Conclusion de la première partie
Ne disposant pas de cadre juridique par défaut, la coopération transfrontalière se structure autour des modes de régulation que ses partenaires développent progressivement. En Grande Région, la recherche des homologues dans les cinq entités partenaires conduit mécaniquement à associer de nombreuses institutions. Les modes de régulation établis se caractérisent par l’asymétrie institutionnelle des partenaires associés et par l’équilibre qu’ils assurent entre chaque partenaire tout au long du processus de négociation des projets jusqu’à leur mise en œuvre. Ce système équilibré compose avec les particularités institutionnelles de chaque partenaire tout en faisant preuve d’une certaine souplesse dans son application.
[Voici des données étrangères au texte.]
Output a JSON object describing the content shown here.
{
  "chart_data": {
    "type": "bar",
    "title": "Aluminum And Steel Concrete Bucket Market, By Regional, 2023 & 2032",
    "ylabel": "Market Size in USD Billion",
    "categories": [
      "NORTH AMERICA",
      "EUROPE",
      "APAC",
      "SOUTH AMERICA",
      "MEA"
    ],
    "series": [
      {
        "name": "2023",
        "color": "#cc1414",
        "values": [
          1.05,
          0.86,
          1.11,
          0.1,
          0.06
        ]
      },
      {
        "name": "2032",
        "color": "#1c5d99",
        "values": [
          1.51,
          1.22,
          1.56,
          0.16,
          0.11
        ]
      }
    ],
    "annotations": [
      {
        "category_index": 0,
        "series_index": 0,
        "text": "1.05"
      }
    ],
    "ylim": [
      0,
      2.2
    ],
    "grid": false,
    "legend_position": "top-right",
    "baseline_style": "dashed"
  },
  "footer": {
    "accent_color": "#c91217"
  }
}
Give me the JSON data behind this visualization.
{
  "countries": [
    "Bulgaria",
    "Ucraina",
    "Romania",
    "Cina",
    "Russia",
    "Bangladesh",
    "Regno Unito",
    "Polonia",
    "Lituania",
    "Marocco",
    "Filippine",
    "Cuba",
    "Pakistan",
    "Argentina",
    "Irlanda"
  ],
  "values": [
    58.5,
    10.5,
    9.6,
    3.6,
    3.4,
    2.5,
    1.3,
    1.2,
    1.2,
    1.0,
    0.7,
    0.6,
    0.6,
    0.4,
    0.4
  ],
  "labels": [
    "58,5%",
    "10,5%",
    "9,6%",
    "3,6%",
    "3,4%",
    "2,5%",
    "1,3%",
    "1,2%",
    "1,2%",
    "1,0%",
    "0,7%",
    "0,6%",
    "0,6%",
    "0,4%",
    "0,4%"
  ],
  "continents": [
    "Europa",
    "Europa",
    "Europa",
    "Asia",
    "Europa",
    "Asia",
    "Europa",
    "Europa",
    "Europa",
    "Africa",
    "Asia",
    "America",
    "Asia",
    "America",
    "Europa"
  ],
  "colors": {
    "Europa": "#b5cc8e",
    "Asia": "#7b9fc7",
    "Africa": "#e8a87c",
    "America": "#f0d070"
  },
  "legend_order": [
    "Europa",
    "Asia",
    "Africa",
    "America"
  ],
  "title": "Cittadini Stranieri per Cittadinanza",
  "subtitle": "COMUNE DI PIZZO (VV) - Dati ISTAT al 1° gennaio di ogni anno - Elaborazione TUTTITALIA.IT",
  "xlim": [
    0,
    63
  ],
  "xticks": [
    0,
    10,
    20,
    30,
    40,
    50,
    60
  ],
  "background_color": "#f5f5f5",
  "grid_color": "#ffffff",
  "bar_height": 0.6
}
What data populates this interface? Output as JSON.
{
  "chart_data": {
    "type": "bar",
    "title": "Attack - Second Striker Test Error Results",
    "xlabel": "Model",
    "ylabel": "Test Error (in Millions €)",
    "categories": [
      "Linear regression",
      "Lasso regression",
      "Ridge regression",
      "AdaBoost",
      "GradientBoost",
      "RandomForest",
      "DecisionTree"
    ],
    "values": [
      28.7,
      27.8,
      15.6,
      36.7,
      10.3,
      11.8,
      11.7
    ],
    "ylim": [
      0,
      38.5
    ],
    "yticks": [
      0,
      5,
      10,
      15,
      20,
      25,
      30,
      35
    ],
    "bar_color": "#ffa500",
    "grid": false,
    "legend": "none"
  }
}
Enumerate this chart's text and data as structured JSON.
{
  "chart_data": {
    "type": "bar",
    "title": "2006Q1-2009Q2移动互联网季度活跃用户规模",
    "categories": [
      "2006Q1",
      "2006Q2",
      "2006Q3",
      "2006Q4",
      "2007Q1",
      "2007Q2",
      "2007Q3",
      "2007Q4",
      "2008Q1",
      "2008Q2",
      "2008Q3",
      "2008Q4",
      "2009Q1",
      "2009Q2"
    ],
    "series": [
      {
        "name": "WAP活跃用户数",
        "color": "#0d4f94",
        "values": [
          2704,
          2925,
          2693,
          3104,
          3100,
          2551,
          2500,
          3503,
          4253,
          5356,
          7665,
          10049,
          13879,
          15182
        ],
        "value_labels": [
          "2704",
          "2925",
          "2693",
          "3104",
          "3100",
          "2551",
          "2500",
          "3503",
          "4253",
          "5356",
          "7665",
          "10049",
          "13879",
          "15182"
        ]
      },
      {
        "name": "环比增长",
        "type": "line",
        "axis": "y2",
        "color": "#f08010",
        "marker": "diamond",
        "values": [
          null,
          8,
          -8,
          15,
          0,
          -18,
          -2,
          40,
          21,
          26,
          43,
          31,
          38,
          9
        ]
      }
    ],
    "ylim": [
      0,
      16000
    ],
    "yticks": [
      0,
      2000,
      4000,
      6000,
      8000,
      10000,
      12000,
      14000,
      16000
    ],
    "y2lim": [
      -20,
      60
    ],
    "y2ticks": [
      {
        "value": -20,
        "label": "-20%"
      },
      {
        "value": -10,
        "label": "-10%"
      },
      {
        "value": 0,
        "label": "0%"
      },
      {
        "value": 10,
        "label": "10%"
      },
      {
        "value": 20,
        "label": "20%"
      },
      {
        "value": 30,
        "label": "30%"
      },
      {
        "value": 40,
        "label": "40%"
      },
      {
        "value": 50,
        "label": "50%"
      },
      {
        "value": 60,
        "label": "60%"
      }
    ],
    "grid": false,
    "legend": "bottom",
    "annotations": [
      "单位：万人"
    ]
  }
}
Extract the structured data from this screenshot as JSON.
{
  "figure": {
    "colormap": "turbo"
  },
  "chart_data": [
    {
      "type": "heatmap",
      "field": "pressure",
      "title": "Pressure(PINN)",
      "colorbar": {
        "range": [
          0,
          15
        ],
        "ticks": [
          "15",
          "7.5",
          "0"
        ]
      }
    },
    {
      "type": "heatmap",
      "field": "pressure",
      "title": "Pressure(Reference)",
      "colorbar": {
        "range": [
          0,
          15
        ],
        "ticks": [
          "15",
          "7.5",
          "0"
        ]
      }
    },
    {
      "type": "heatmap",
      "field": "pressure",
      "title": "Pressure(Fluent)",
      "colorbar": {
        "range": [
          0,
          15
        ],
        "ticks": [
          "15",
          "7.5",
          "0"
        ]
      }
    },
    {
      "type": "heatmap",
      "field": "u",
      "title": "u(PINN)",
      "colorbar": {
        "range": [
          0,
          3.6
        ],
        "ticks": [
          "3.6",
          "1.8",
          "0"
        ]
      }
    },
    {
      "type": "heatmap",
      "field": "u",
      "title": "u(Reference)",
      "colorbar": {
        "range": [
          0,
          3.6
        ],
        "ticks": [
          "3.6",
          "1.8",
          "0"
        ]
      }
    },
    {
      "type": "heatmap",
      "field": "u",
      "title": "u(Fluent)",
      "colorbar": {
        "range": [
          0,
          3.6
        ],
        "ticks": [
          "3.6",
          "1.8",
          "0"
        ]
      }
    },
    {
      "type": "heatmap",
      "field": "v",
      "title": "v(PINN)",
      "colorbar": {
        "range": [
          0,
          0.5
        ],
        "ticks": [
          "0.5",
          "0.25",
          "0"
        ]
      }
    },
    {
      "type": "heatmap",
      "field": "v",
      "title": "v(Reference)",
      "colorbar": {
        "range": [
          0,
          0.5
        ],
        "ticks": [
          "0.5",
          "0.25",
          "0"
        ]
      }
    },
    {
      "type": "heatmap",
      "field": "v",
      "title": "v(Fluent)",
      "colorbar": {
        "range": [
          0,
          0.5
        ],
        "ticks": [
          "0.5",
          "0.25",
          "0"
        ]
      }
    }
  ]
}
En construisant la stratégie RMPT, les partenaires institutionnels s’interrogent sur l’institutionnalisation de leur coopération à trois égards. La pérennisation de la coopération pourrait passer par la mise sur pied d’une instance commune en charge de mettre en œuvre certaines décisions du Sommet (dimension instrumentale), ce qui pose alors la question du cadre juridique approprié pour une telle structure (formalisation de la coopération). Par ailleurs, quelle visibilité confier à cette institution commune (dimension
symbolique) ? Le nouvel instrument européen, GECT, permet de répondre en partie à ces questions.